In the current year under these circumstances, it will be necessary to issue a modified opinion. Given the claimed value of the expenses, it is likely that the matter will be considered material but not pervasive to the financial statements and a qualified opinion will be issued.
A ‘Basis for Qualified Opinion’ paragraph should be included immediately after the audit opinion describing the matter giving rise to the modification.
Fire
Audit procedures have confirmed that the matter has been satisfactorily reflected in the financial statements. There are therefore no misstatements relevant to this matter and no modification to the audit opinion is necessary.
However, the accident caused the temporary suspension of operations for a number of months, with a significant impact on the results for the year. Overall, the associated reduction in sales and the expenses relating to the repairs have contributed to a $46 million reduction in profits. This may make interpretation of the current year’s results difficult. Crow Co is still unable to operate at full capacity, so the matter will continue to affect performance in the following year.

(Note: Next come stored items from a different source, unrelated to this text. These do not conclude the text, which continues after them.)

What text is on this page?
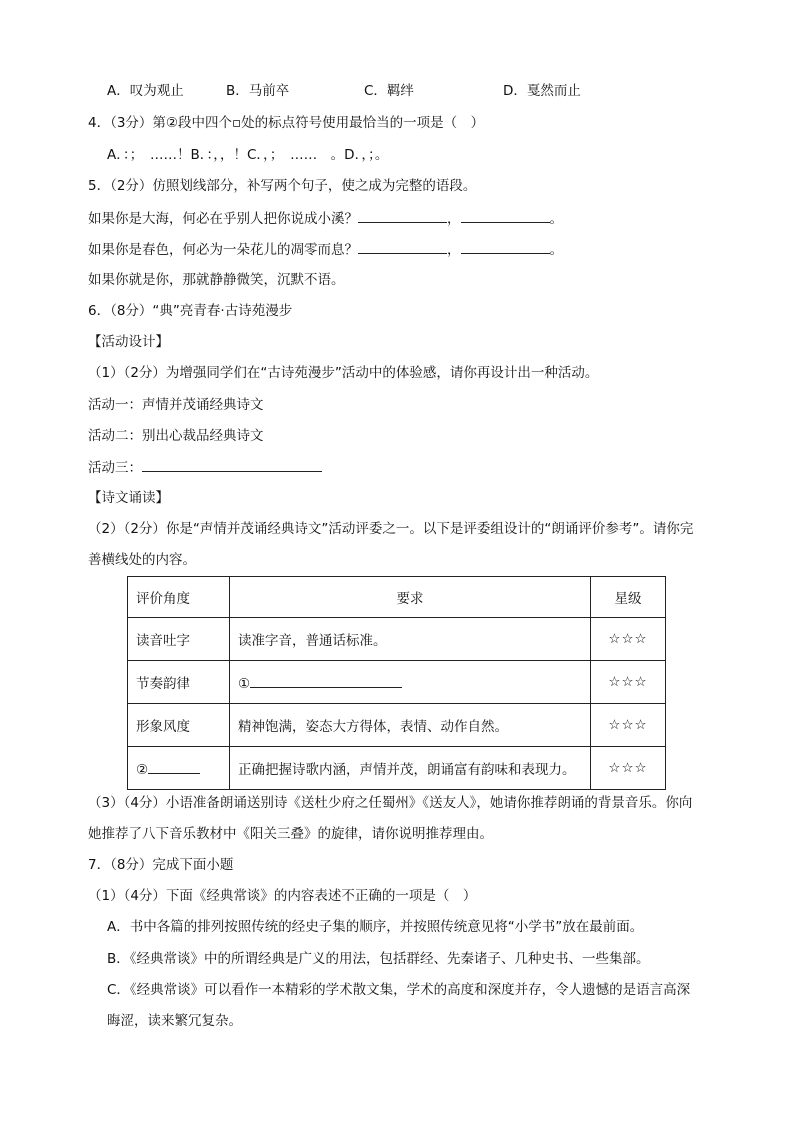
A．叹为观止	B．马前卒	C．羁绊	D．戛然而止
4．（3分）第②段中四个▫处的标点符号使用最恰当的一项是（　）
A．：；　……！B．：，，！C．，；　……　。D．，；。
5．（2分）仿照划线部分，补写两个句子，使之成为完整的语段。
如果你是大海，何必在乎别人把你说成小溪？	，	。
如果你是春色，何必为一朵花儿的凋零而息？	，	。
如果你就是你，那就静静微笑，沉默不语。
6．（8分）“典”亮青春·古诗苑漫步
【活动设计】
（1）（2分）为增强同学们在“古诗苑漫步”活动中的体验感，请你再设计出一种活动。
活动一：声情并茂诵经典诗文
活动二：别出心裁品经典诗文
活动三：
【诗文诵读】
（2）（2分）你是“声情并茂诵经典诗文”活动评委之一。以下是评委组设计的“朗诵评价参考”。请你完
善横线处的内容。
评价角度	要求	星级
读音吐字	读准字音，普通话标准。	☆☆☆
节奏韵律	①	☆☆☆
形象风度	精神饱满，姿态大方得体，表情、动作自然。	☆☆☆
②	正确把握诗歌内涵，声情并茂，朗诵富有韵味和表现力。	☆☆☆
（3）（4分）小语准备朗诵送别诗《送杜少府之任蜀州》《送友人》，她请你推荐朗诵的背景音乐。你向
她推荐了八下音乐教材中《阳关三叠》的旋律，请你说明推荐理由。
7．（8分）完成下面小题
（1）（4分）下面《经典常谈》的内容表述不正确的一项是（　）
A．书中各篇的排列按照传统的经史子集的顺序，并按照传统意见将“小学书”放在最前面。
B．《经典常谈》中的所谓经典是广义的用法，包括群经、先秦诸子、几种史书、一些集部。
C．《经典常谈》可以看作一本精彩的学术散文集，学术的高度和深度并存，令人遗憾的是语言高深
晦涩，读来繁冗复杂。
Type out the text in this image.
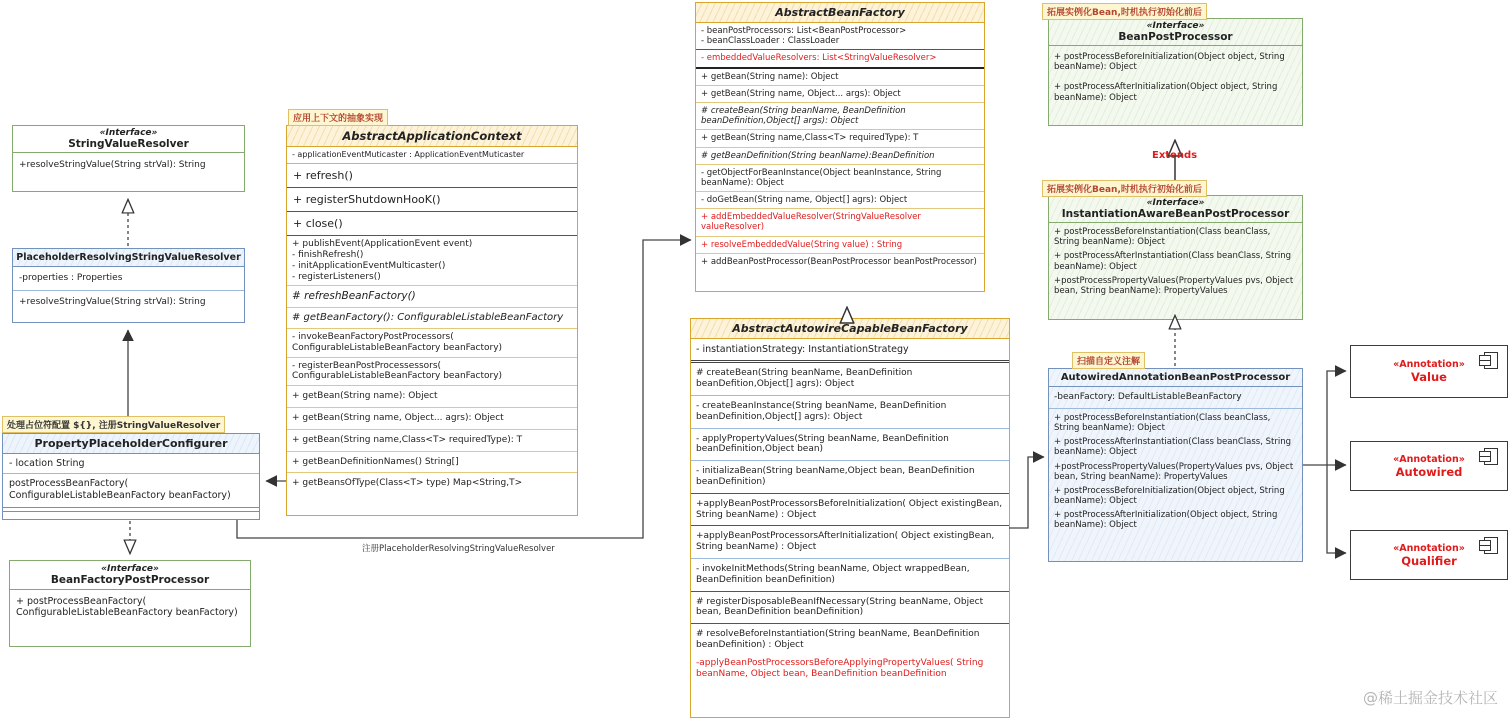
拓展实例化Bean,时机执行初始化前后
拓展实例化Bean,时机执行初始化前后
扫描自定义注解
应用上下文的抽象实现
处理占位符配置 ${}, 注册StringValueResolver
Extends
注册PlaceholderResolvingStringValueResolver
«Interface»
StringValueResolver
+resolveStringValue(String strVal): String
PlaceholderResolvingStringValueResolver
-properties : Properties
+resolveStringValue(String strVal): String
PropertyPlaceholderConfigurer
- location String
postProcessBeanFactory( ConfigurableListableBeanFactory beanFactory)
«Interface»
BeanFactoryPostProcessor
+ postProcessBeanFactory( ConfigurableListableBeanFactory beanFactory)
AbstractApplicationContext
- applicationEventMuticaster : ApplicationEventMuticaster
+ refresh()
+ registerShutdownHooK()
+ close()
+ publishEvent(ApplicationEvent event)
- finishRefresh()
- initApplicationEventMulticaster()
- registerListeners()
# refreshBeanFactory()
# getBeanFactory(): ConfigurableListableBeanFactory
- invokeBeanFactoryPostProcessors( ConfigurableListableBeanFactory beanFactory)
- registerBeanPostProcessessors( ConfigurableListableBeanFactory beanFactory)
+ getBean(String name): Object
+ getBean(String name, Object... agrs): Object
+ getBean(String name,Class<T> requiredType): T
+ getBeanDefinitionNames() String[]
+ getBeansOfType(Class<T> type) Map<String,T>
AbstractBeanFactory
- beanPostProcessors: List<BeanPostProcessor>
- beanClassLoader : ClassLoader
- embeddedValueResolvers: List<StringValueResolver>
+ getBean(String name): Object
+ getBean(String name, Object... args): Object
# createBean(String beanName, BeanDefinition beanDefinition,Object[] args): Object
+ getBean(String name,Class<T> requiredType): T
# getBeanDefinition(String beanName):BeanDefinition
- getObjectForBeanInstance(Object beanInstance, String beanName): Object
- doGetBean(String name, Object[] agrs): Object
+ addEmbeddedValueResolver(StringValueResolver valueResolver)
+ resolveEmbeddedValue(String value) : String
+ addBeanPostProcessor(BeanPostProcessor beanPostProcessor)
AbstractAutowireCapableBeanFactory
- instantiationStrategy: InstantiationStrategy
# createBean(String beanName, BeanDefinition beanDefition,Object[] agrs): Object
- createBeanInstance(String beanName, BeanDefinition beanDefinition,Object[] agrs): Object
- applyPropertyValues(String beanName, BeanDefinition beanDefinition,Object bean)
- initializaBean(String beanName,Object bean, BeanDefinition beanDefinition)
+applyBeanPostProcessorsBeforeInitialization( Object existingBean, String beanName) : Object
+applyBeanPostProcessorsAfterInitialization( Object existingBean, String beanName) : Object
- invokeInitMethods(String beanName, Object wrappedBean, BeanDefinition beanDefinition)
# registerDisposableBeanIfNecessary(String beanName, Object bean, BeanDefinition beanDefinition)
# resolveBeforeInstantiation(String beanName, BeanDefinition beanDefinition) : Object
-applyBeanPostProcessorsBeforeApplyingPropertyValues( String beanName, Object bean, BeanDefinition beanDefinition
«Interface»
BeanPostProcessor
+ postProcessBeforeInitialization(Object object, String beanName): Object
+ postProcessAfterInitialization(Object object, String beanName): Object
«Interface»
InstantiationAwareBeanPostProcessor
+ postProcessBeforeInstantiation(Class beanClass, String beanName): Object
+ postProcessAfterInstantiation(Class beanClass, String beanName): Object
+postProcessPropertyValues(PropertyValues pvs, Object bean, String beanName): PropertyValues
AutowiredAnnotationBeanPostProcessor
-beanFactory: DefaultListableBeanFactory
+ postProcessBeforeInstantiation(Class beanClass, String beanName): Object
+ postProcessAfterInstantiation(Class beanClass, String beanName): Object
+postProcessPropertyValues(PropertyValues pvs, Object bean, String beanName): PropertyValues
+ postProcessBeforeInitialization(Object object, String beanName): Object
+ postProcessAfterInitialization(Object object, String beanName): Object
«Annotation»
Value
«Annotation»
Autowired
«Annotation»
Qualifier
@稀土掘金技术社区
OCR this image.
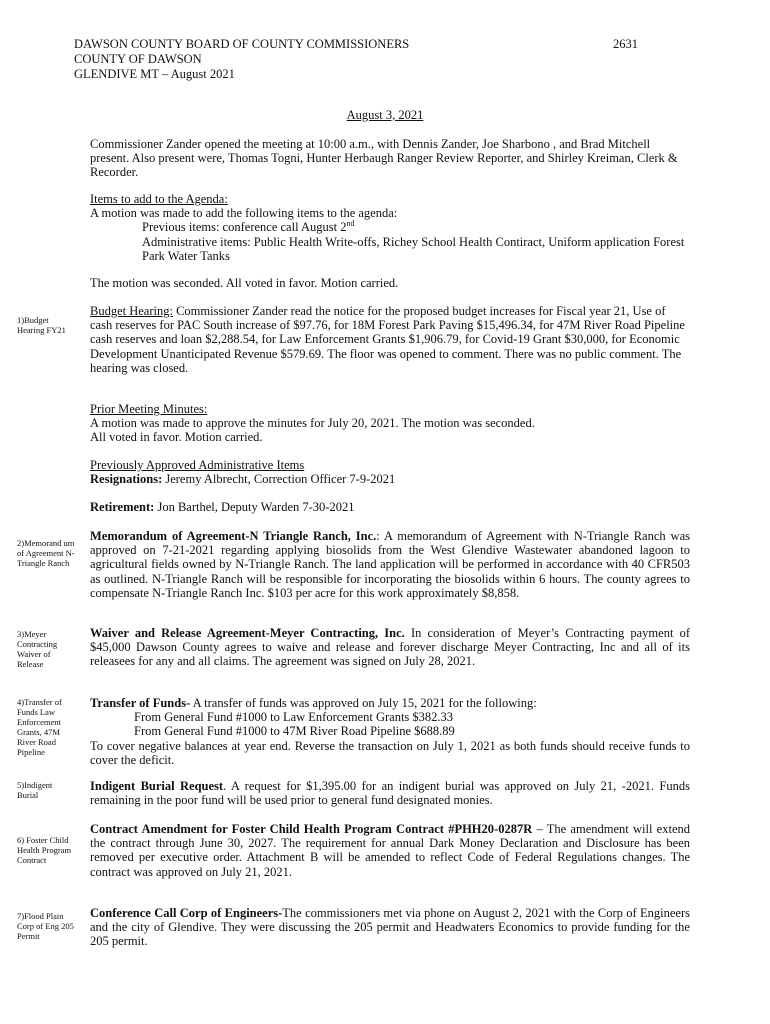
DAWSON COUNTY BOARD OF COUNTY COMMISSIONERS
COUNTY OF DAWSON
GLENDIVE MT – August 2021
2631
August 3, 2021
Commissioner Zander opened the meeting at 10:00 a.m., with Dennis Zander, Joe Sharbono , and Brad Mitchell present. Also present were, Thomas Togni, Hunter Herbaugh Ranger Review Reporter, and Shirley Kreiman, Clerk & Recorder.
Items to add to the Agenda:
A motion was made to add the following items to the agenda:
Previous items: conference call August 2nd
Administrative items: Public Health Write-offs, Richey School Health Contiract, Uniform application Forest Park Water Tanks
The motion was seconded. All voted in favor. Motion carried.
1)Budget Hearing FY21
Budget Hearing: Commissioner Zander read the notice for the proposed budget increases for Fiscal year 21, Use of cash reserves for PAC South increase of $97.76, for 18M Forest Park Paving $15,496.34, for 47M River Road Pipeline cash reserves and loan $2,288.54, for Law Enforcement Grants $1,906.79, for Covid-19 Grant $30,000, for Economic Development Unanticipated Revenue $579.69. The floor was opened to comment. There was no public comment. The hearing was closed.
Prior Meeting Minutes:
A motion was made to approve the minutes for July 20, 2021. The motion was seconded.
All voted in favor. Motion carried.
Previously Approved Administrative Items
Resignations: Jeremy Albrecht, Correction Officer 7-9-2021
Retirement: Jon Barthel, Deputy Warden 7-30-2021
2)Memorand um of Agreement N-Triangle Ranch
Memorandum of Agreement-N Triangle Ranch, Inc.: A memorandum of Agreement with N-Triangle Ranch was approved on 7-21-2021 regarding applying biosolids from the West Glendive Wastewater abandoned lagoon to agricultural fields owned by N-Triangle Ranch. The land application will be performed in accordance with 40 CFR503 as outlined. N-Triangle Ranch will be responsible for incorporating the biosolids within 6 hours. The county agrees to compensate N-Triangle Ranch Inc. $103 per acre for this work approximately $8,858.
3)Meyer Contracting Waiver of Release
Waiver and Release Agreement-Meyer Contracting, Inc. In consideration of Meyer’s Contracting payment of $45,000 Dawson County agrees to waive and release and forever discharge Meyer Contracting, Inc and all of its releasees for any and all claims. The agreement was signed on July 28, 2021.
4)Transfer of Funds Law Enforcement Grants, 47M River Road Pipeline
Transfer of Funds- A transfer of funds was approved on July 15, 2021 for the following:
From General Fund #1000 to Law Enforcement Grants $382.33
From General Fund #1000 to 47M River Road Pipeline $688.89
To cover negative balances at year end. Reverse the transaction on July 1, 2021 as both funds should receive funds to cover the deficit.
5)Indigent Burial
Indigent Burial Request. A request for $1,395.00 for an indigent burial was approved on July 21, -2021. Funds remaining in the poor fund will be used prior to general fund designated monies.
6) Foster Child Health Program Contract
Contract Amendment for Foster Child Health Program Contract #PHH20-0287R – The amendment will extend the contract through June 30, 2027. The requirement for annual Dark Money Declaration and Disclosure has been removed per executive order. Attachment B will be amended to reflect Code of Federal Regulations changes. The contract was approved on July 21, 2021.
7)Flood Plain Corp of Eng 205 Permit
Conference Call Corp of Engineers-The commissioners met via phone on August 2, 2021 with the Corp of Engineers and the city of Glendive. They were discussing the 205 permit and Headwaters Economics to provide funding for the 205 permit.
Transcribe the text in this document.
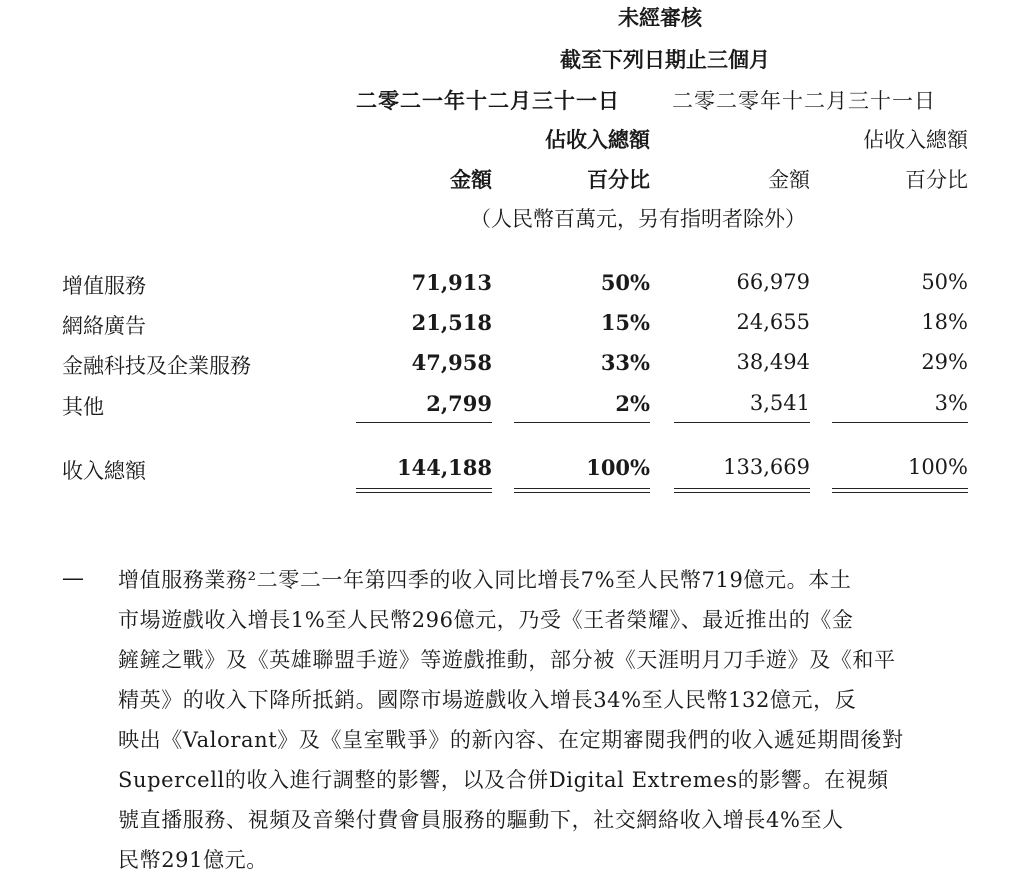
未經審核
截至下列日期止三個月
二零二一年十二月三十一日 二零二零年十二月三十一日
佔收入總額	佔收入總額
金額	百分比	金額	百分比
（人民幣百萬元，另有指明者除外）
增值服務	71,913	50%	66,979	50%
網絡廣告	21,518	15%	24,655	18%
金融科技及企業服務	47,958	33%	38,494	29%
其他	2,799	2%	3,541	3%
收入總額	144,188	100%	133,669	100%
— 增值服務業務²二零二一年第四季的收入同比增長7%至人民幣719億元。本土
市場遊戲收入增長1%至人民幣296億元，乃受《王者榮耀》、最近推出的《金
鏟鏟之戰》及《英雄聯盟手遊》等遊戲推動，部分被《天涯明月刀手遊》及《和平
精英》的收入下降所抵銷。國際市場遊戲收入增長34%至人民幣132億元，反
映出《Valorant》及《皇室戰爭》的新內容、在定期審閱我們的收入遞延期間後對
Supercell的收入進行調整的影響，以及合併Digital Extremes的影響。在視頻
號直播服務、視頻及音樂付費會員服務的驅動下，社交網絡收入增長4%至人
民幣291億元。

This represents a major catastrophe which has had and continues to have a significant effect on the company’s financial position. The disclosures provided by management in relation to this constitute a matter of fundamental importance to users, and should be referred to in an emphasis of matter paragraph by Raven & Co, as described in ISA 706 (Revised) Emphasis of Matter Paragraphs and Other Matter Paragraphs in the Independent Auditor’s Report.
The auditor should include the paragraph in a separate section of the auditor’s report with an appropriate heading that includes the term ‘emphasis of matter’. It may be appropriate for the paragraph to be entitled ‘Emphasis of matter – effects of a fire.’ The placement of the paragraph depends on the auditor’s judgement in terms of the significance and the nature of the matter being described. It is likely that in these circumstances it should be placed directly after the basis for qualified opinion paragraph.
The paragraph should clearly reference the matter being emphasised including a reference to where the full description of the matter may be found in the financial statements. The paragraph should make it clear that the audit opinion is not modified in respect of this matter.